Jane Archibald caught Reuven’s eye-not hard, because his gaze had a way of sliding toward her every so often anyhow. What he talking about? she mouthed. Reuven shrugged one shoulder. He didn’t know, either.
A moment later, Shpaaka finally got around to the point: “Because you are privileged to attend the Moishe Russie Medical College and learn the Race’s medical techniques, we do not think it unjust that you should also learn more of the Race’s way of doing things. Accordingly, from this time forward, you shall be required to attend the shrine in this city dedicated to the spirits of Emperors past at least once every twenty days as a condition for attending this college.”
Shpaaka insisted on decorum in his lecture hall. Normally, he had no trouble getting it and keeping it. This was not a normal morning. Instead of holding up their hands and waiting to be recognized, his human students shouted for attention. Reuven was as loud as any of them, louder than most.
“Silence!” Shpaaka said, but he got no silence. “This is most unseemly,” he went on. The racket just got louder. He spoke again: “If there is no silence, I shall end lectures for today and for as long as seems necessary. Are you more attached to the pursuit of knowledge or to your superstitions?”
In answer to that, Reuven shouted loud enough to make himself heard through the din from his fellow students: “Are you more attached to teaching your knowledge or to teaching your superstitions?”
Shpaaka drew back behind his lectern, plainly affronted. “We teach the truth in all matters,” he declared.
“How many spirits of Emperors past have returned to tell you so?” Reuven shot back. “Have you ever seen one? Has anybody ever seen one?”
“You are impertinent,” Shpaaka said. He was right, too, and Reuven wasn’t the only one being impertinent, either-far from it. The Lizard w
ent on, “Anyone refusing to give reverence to the spirits of Emperors past shall not continue at this college. I dismiss you all. Think on that.”

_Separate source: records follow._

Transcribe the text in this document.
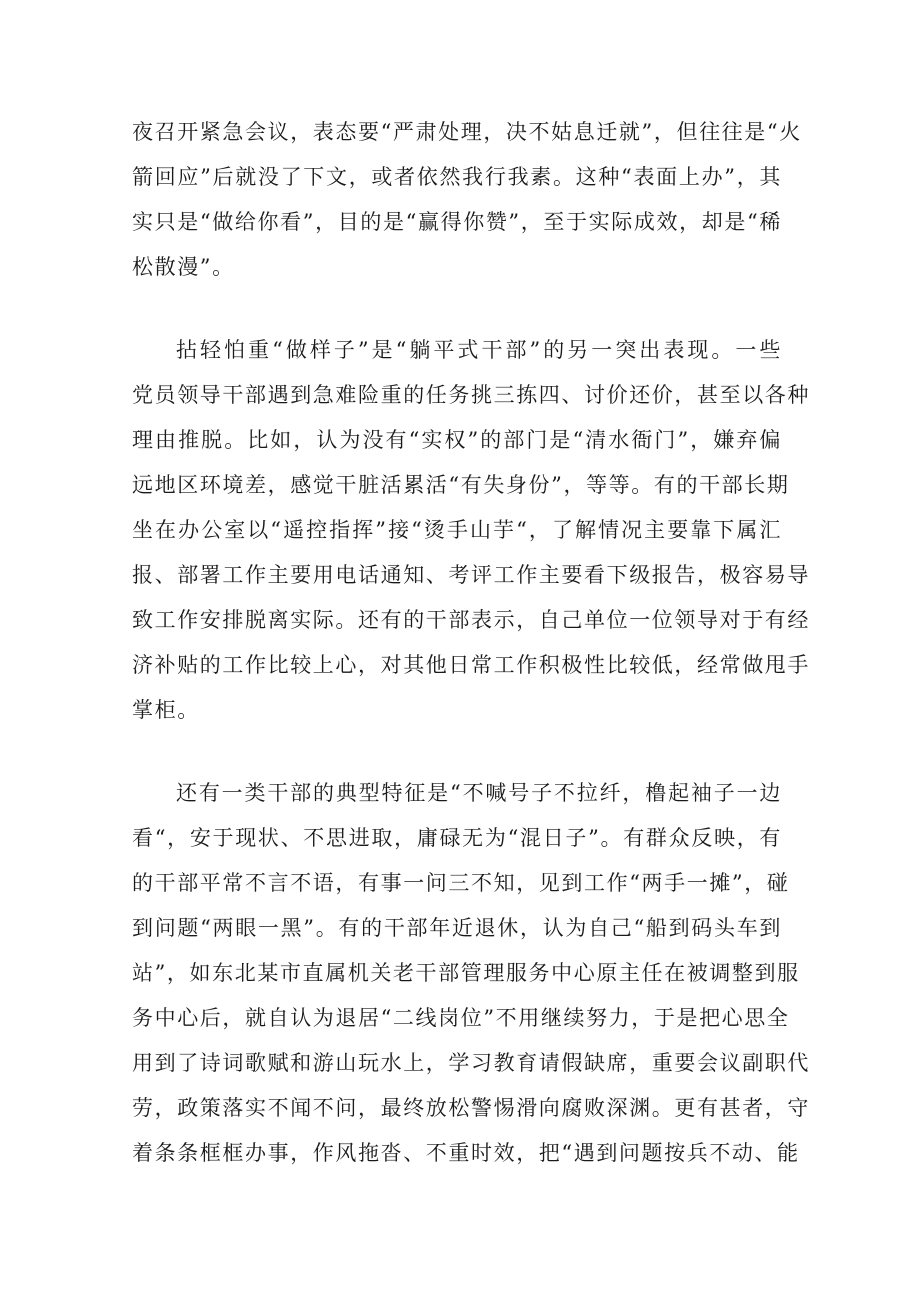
夜召开紧急会议，表态要“严肃处理，决不姑息迁就”，但往往是“火
箭回应”后就没了下文，或者依然我行我素。这种“表面上办”，其
实只是“做给你看”，目的是“赢得你赞”，至于实际成效，却是“稀
松散漫”。
拈轻怕重“做样子”是“躺平式干部”的另一突出表现。一些
党员领导干部遇到急难险重的任务挑三拣四、讨价还价，甚至以各种
理由推脱。比如，认为没有“实权”的部门是“清水衙门”，嫌弃偏
远地区环境差，感觉干脏活累活“有失身份”，等等。有的干部长期
坐在办公室以“遥控指挥”接“烫手山芋“，了解情况主要靠下属汇
报、部署工作主要用电话通知、考评工作主要看下级报告，极容易导
致工作安排脱离实际。还有的干部表示，自己单位一位领导对于有经
济补贴的工作比较上心，对其他日常工作积极性比较低，经常做甩手
掌柜。
还有一类干部的典型特征是“不喊号子不拉纤，橹起袖子一边
看“，安于现状、不思进取，庸碌无为“混日子”。有群众反映，有
的干部平常不言不语，有事一问三不知，见到工作“两手一摊”，碰
到问题“两眼一黑”。有的干部年近退休，认为自己“船到码头车到
站”，如东北某市直属机关老干部管理服务中心原主任在被调整到服
务中心后，就自认为退居“二线岗位”不用继续努力，于是把心思全
用到了诗词歌赋和游山玩水上，学习教育请假缺席，重要会议副职代
劳，政策落实不闻不问，最终放松警惕滑向腐败深渊。更有甚者，守
着条条框框办事，作风拖沓、不重时效，把“遇到问题按兵不动、能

He left the lecture hall, but the clamor didn’t die down behind him. Some of the students, the ones without much religion of their own, didn’t care one way or the other. Others did care, but cared more about what would happen to them if they were forced from the medical college.

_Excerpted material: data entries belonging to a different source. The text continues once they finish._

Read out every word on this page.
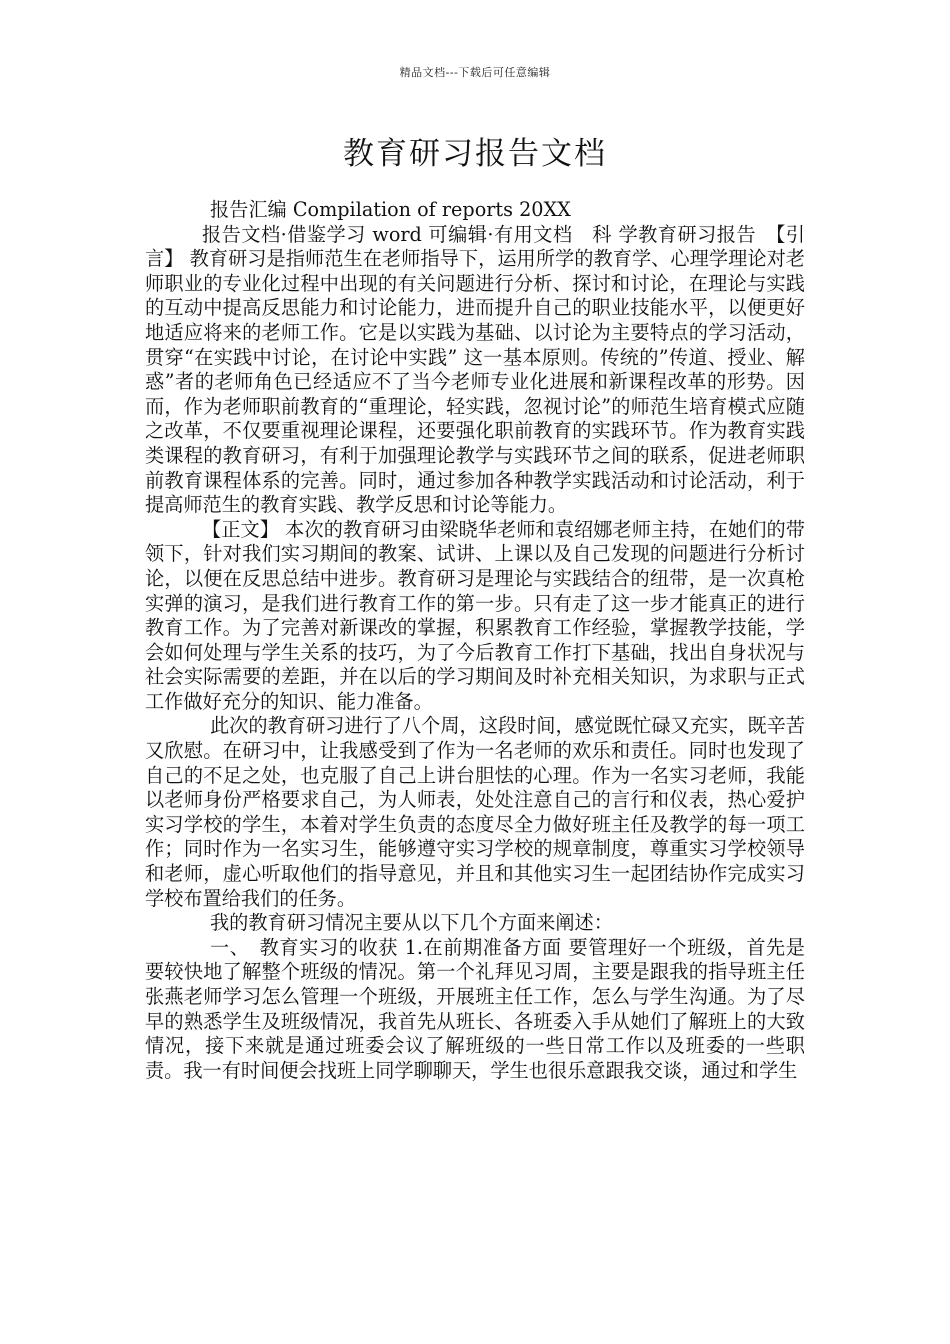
精品文档---下载后可任意编辑
教育研习报告文档

报告汇编 Compilation of reports 20XX

报告文档·借鉴学习 word 可编辑·有用文档　科 学教育研习报告　【引言】 教育研习是指师范生在老师指导下，运用所学的教育学、心理学理论对老师职业的专业化过程中出现的有关问题进行分析、探讨和讨论，在理论与实践的互动中提高反思能力和讨论能力，进而提升自己的职业技能水平，以便更好地适应将来的老师工作。它是以实践为基础、以讨论为主要特点的学习活动，贯穿“在实践中讨论，在讨论中实践” 这一基本原则。传统的”传道、授业、解惑”者的老师角色已经适应不了当今老师专业化进展和新课程改革的形势。因而，作为老师职前教育的“重理论，轻实践，忽视讨论”的师范生培育模式应随之改革，不仅要重视理论课程，还要强化职前教育的实践环节。作为教育实践类课程的教育研习，有利于加强理论教学与实践环节之间的联系，促进老师职前教育课程体系的完善。同时，通过参加各种教学实践活动和讨论活动，利于提高师范生的教育实践、教学反思和讨论等能力。

【正文】 本次的教育研习由梁晓华老师和袁绍娜老师主持，在她们的带领下，针对我们实习期间的教案、试讲、上课以及自己发现的问题进行分析讨论，以便在反思总结中进步。教育研习是理论与实践结合的纽带，是一次真枪实弹的演习，是我们进行教育工作的第一步。只有走了这一步才能真正的进行教育工作。为了完善对新课改的掌握，积累教育工作经验，掌握教学技能，学会如何处理与学生关系的技巧，为了今后教育工作打下基础，找出自身状况与社会实际需要的差距，并在以后的学习期间及时补充相关知识，为求职与正式工作做好充分的知识、能力准备。

此次的教育研习进行了八个周，这段时间，感觉既忙碌又充实，既辛苦又欣慰。在研习中，让我感受到了作为一名老师的欢乐和责任。同时也发现了自己的不足之处，也克服了自己上讲台胆怯的心理。作为一名实习老师，我能以老师身份严格要求自己，为人师表，处处注意自己的言行和仪表，热心爱护实习学校的学生，本着对学生负责的态度尽全力做好班主任及教学的每一项工作；同时作为一名实习生，能够遵守实习学校的规章制度，尊重实习学校领导和老师，虚心听取他们的指导意见，并且和其他实习生一起团结协作完成实习学校布置给我们的任务。

我的教育研习情况主要从以下几个方面来阐述：

一、　教育实习的收获 1.在前期准备方面 要管理好一个班级，首先是要较快地了解整个班级的情况。第一个礼拜见习周，主要是跟我的指导班主任张燕老师学习怎么管理一个班级，开展班主任工作，怎么与学生沟通。为了尽早的熟悉学生及班级情况，我首先从班长、各班委入手从她们了解班上的大致情况，接下来就是通过班委会议了解班级的一些日常工作以及班委的一些职责。我一有时间便会找班上同学聊聊天，学生也很乐意跟我交谈，通过和学生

Reuven and the Muslim students seemed most upset. “My father will kill me if I go home to Baghdad without finishing my medical studies,” Ibrahim Nuqrashi said. “But if I bow before idols, he will torture me and then kill me-and I would not blame him for doing it. There is no God but Allah, and Muhammad is His prophet.”

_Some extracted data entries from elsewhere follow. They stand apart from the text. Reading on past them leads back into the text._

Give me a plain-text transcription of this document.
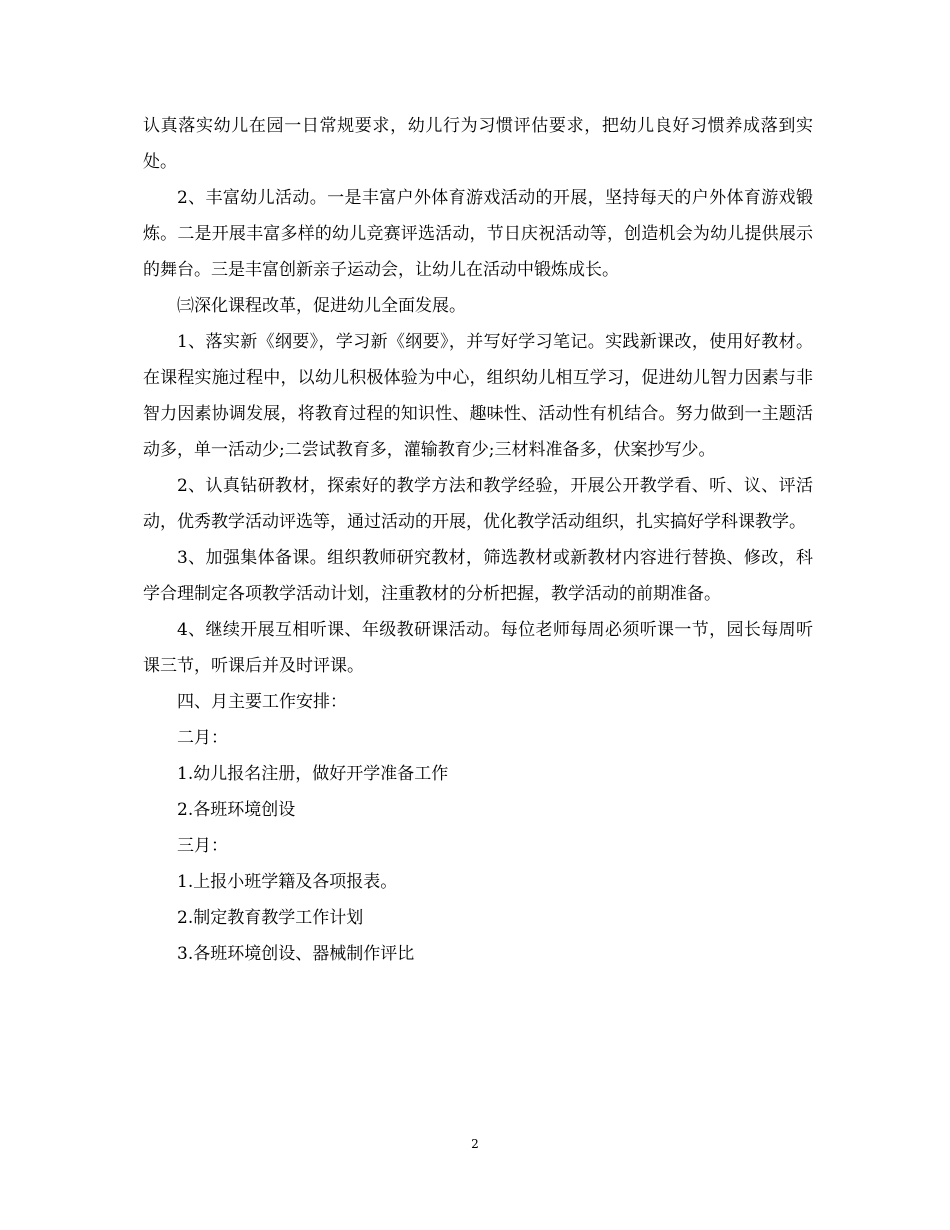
认真落实幼儿在园一日常规要求，幼儿行为习惯评估要求，把幼儿良好习惯养成落到实处。

2、丰富幼儿活动。一是丰富户外体育游戏活动的开展，坚持每天的户外体育游戏锻炼。二是开展丰富多样的幼儿竞赛评选活动，节日庆祝活动等，创造机会为幼儿提供展示的舞台。三是丰富创新亲子运动会，让幼儿在活动中锻炼成长。

㈢深化课程改革，促进幼儿全面发展。

1、落实新《纲要》，学习新《纲要》，并写好学习笔记。实践新课改，使用好教材。在课程实施过程中，以幼儿积极体验为中心，组织幼儿相互学习，促进幼儿智力因素与非智力因素协调发展，将教育过程的知识性、趣味性、活动性有机结合。努力做到一主题活动多，单一活动少;二尝试教育多，灌输教育少;三材料准备多，伏案抄写少。

2、认真钻研教材，探索好的教学方法和教学经验，开展公开教学看、听、议、评活动，优秀教学活动评选等，通过活动的开展，优化教学活动组织，扎实搞好学科课教学。

3、加强集体备课。组织教师研究教材，筛选教材或新教材内容进行替换、修改，科学合理制定各项教学活动计划，注重教材的分析把握，教学活动的前期准备。

4、继续开展互相听课、年级教研课活动。每位老师每周必须听课一节，园长每周听课三节，听课后并及时评课。

四、月主要工作安排：

二月：

1.幼儿报名注册，做好开学准备工作

2.各班环境创设

三月：

1.上报小班学籍及各项报表。

2.制定教育教学工作计划

3.各班环境创设、器械制作评比

2
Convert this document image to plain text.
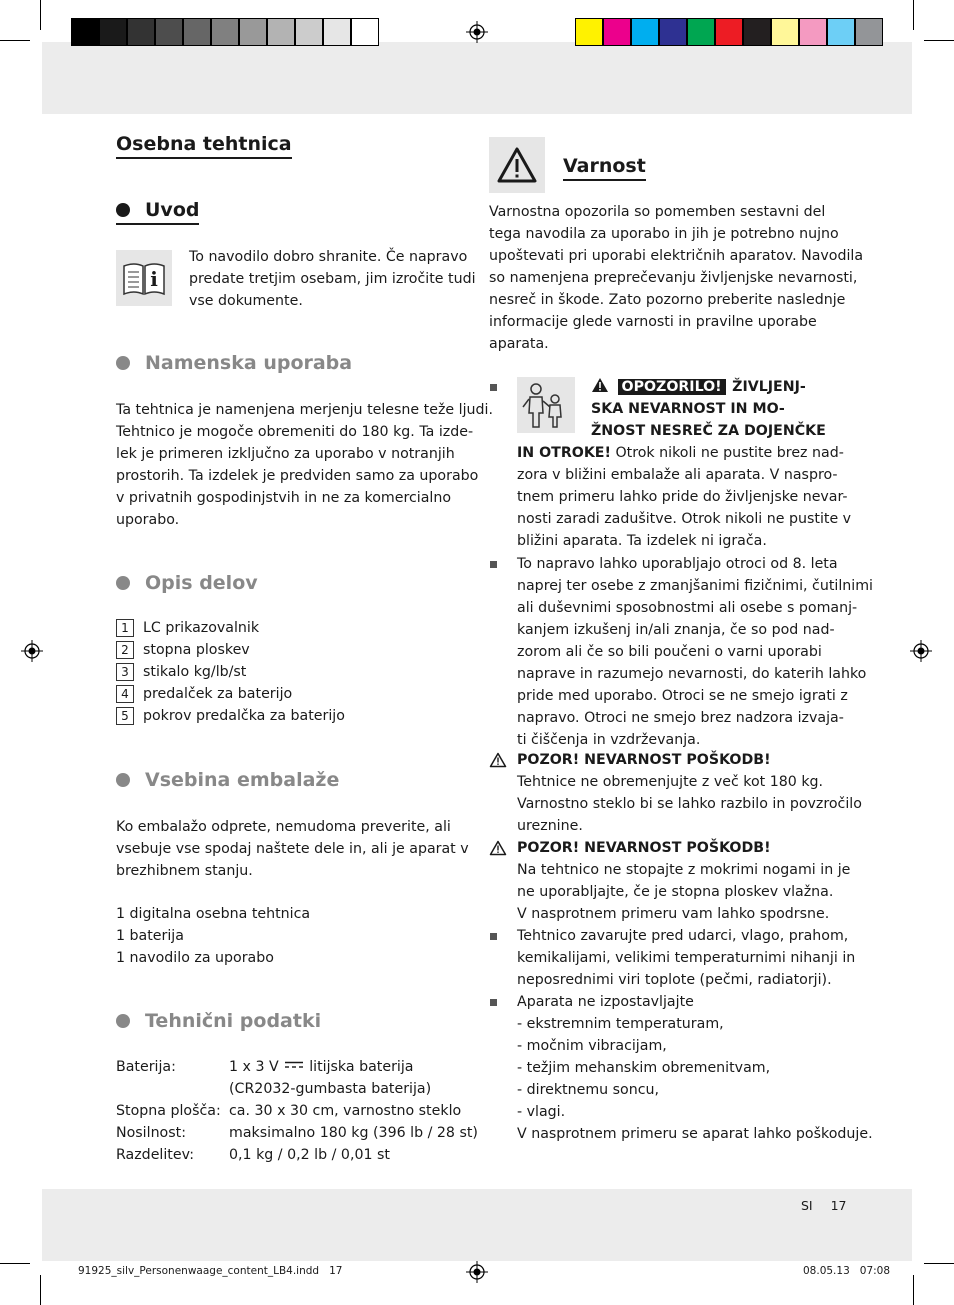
Osebna tehtnica
Uvod
i

To navodilo dobro shranite. Če napravo

predate tretjim osebam, jim izročite tudi

vse dokumente.

Namenska uporaba

Ta tehtnica je namenjena merjenju telesne teže ljudi.

Tehtnico je mogoče obremeniti do 180 kg. Ta izde-

lek je primeren izključno za uporabo v notranjih

prostorih. Ta izdelek je predviden samo za uporabo

v privatnih gospodinjstvih in ne za komercialno

uporabo.

Opis delov
1 LC prikazovalnik
2 stopna ploskev
3 stikalo kg/lb/st
4 predalček za baterijo
5 pokrov predalčka za baterijo
Vsebina embalaže

Ko embalažo odprete, nemudoma preverite, ali

vsebuje vse spodaj naštete dele in, ali je aparat v

brezhibnem stanju.

1 digitalna osebna tehtnica

1 baterija

1 navodilo za uporabo

Tehnični podatki
Baterija:	1 x 3 V litijska baterija
(CR2032-gumbasta baterija)
Stopna plošča: ca. 30 x 30 cm, varnostno steklo
Nosilnost:	maksimalno 180 kg (396 lb / 28 st)
Razdelitev: 0,1 kg / 0,2 lb / 0,01 st
Varnost

Varnostna opozorila so pomemben sestavni del

tega navodila za uporabo in jih je potrebno nujno

upoštevati pri uporabi električnih aparatov. Navodila

so namenjena preprečevanju življenjske nevarnosti,

nesreč in škode. Zato pozorno preberite naslednje

informacije glede varnosti in pravilne uporabe

aparata.

OPOZORILO! ŽIVLJENJ-
SKA NEVARNOST IN MO-
ŽNOST NESREČ ZA DOJENČKE
IN OTROKE! Otrok nikoli ne pustite brez nad-

zora v bližini embalaže ali aparata. V naspro-

tnem primeru lahko pride do življenjske nevar-

nosti zaradi zadušitve. Otrok nikoli ne pustite v

bližini aparata. Ta izdelek ni igrača.

To napravo lahko uporabljajo otroci od 8. leta

naprej ter osebe z zmanjšanimi fizičnimi, čutilnimi

ali duševnimi sposobnostmi ali osebe s pomanj-

kanjem izkušenj in/ali znanja, če so pod nad-

zorom ali če so bili poučeni o varni uporabi

naprave in razumejo nevarnosti, do katerih lahko

pride med uporabo. Otroci se ne smejo igrati z

napravo. Otroci ne smejo brez nadzora izvaja-

ti čiščenja in vzdrževanja.

POZOR! NEVARNOST POŠKODB!

Tehtnice ne obremenjujte z več kot 180 kg.

Varnostno steklo bi se lahko razbilo in povzročilo

ureznine.

POZOR! NEVARNOST POŠKODB!

Na tehtnico ne stopajte z mokrimi nogami in je

ne uporabljajte, če je stopna ploskev vlažna.

V nasprotnem primeru vam lahko spodrsne.

Tehtnico zavarujte pred udarci, vlago, prahom,

kemikalijami, velikimi temperaturnimi nihanji in

neposrednimi viri toplote (pečmi, radiatorji).

Aparata ne izpostavljajte

- ekstremnim temperaturam,

- močnim vibracijam,

- težjim mehanskim obremenitvam,

- direktnemu soncu,

- vlagi.

V nasprotnem primeru se aparat lahko poškoduje.

SI 17
91925_silv_Personenwaage_content_LB4.indd   17	08.05.13   07:08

No one would kill Reuven, or torture him, either, if he went to the shrine the Lizards had built here in Jerusalem. Even so, he couldn’t imagine such a thing, not for himself. The Nazis had wanted to kill his family and him for being Jews. He couldn’t slough that off like a snake shedding its skin.
He made his way over toward Jane Archibald. She nodded to him. “What are you going to do?” she asked, seeming to understand his dilemma.
Except it wasn’t a dilemma, not really. “I’m coming to say goodbye,” he answered. “I’m not going to stay. I can’t stay.”
“Why not?” she asked-no, she didn’t understand everything that was on his mind. “I mean, it’s not as if you believe everything that’s in the Bible, is it?”
“No, of course not,” he answered. He bit his lip; he didn’t know how to explain it, not so it made rational sense. It didn’t make rational sense to him, either, not altogether. He tried his best: “If I went to the Lizards’ shrine, I’d be letting down all the Jews who came before me, that’s all.”
Jane cocked her head to one side, studying him. “I almost feel I ought to be jealous. I can’t imagine taking the Church of England so seriously.”
“So you’ll go to the shrine, then?” Reuven asked.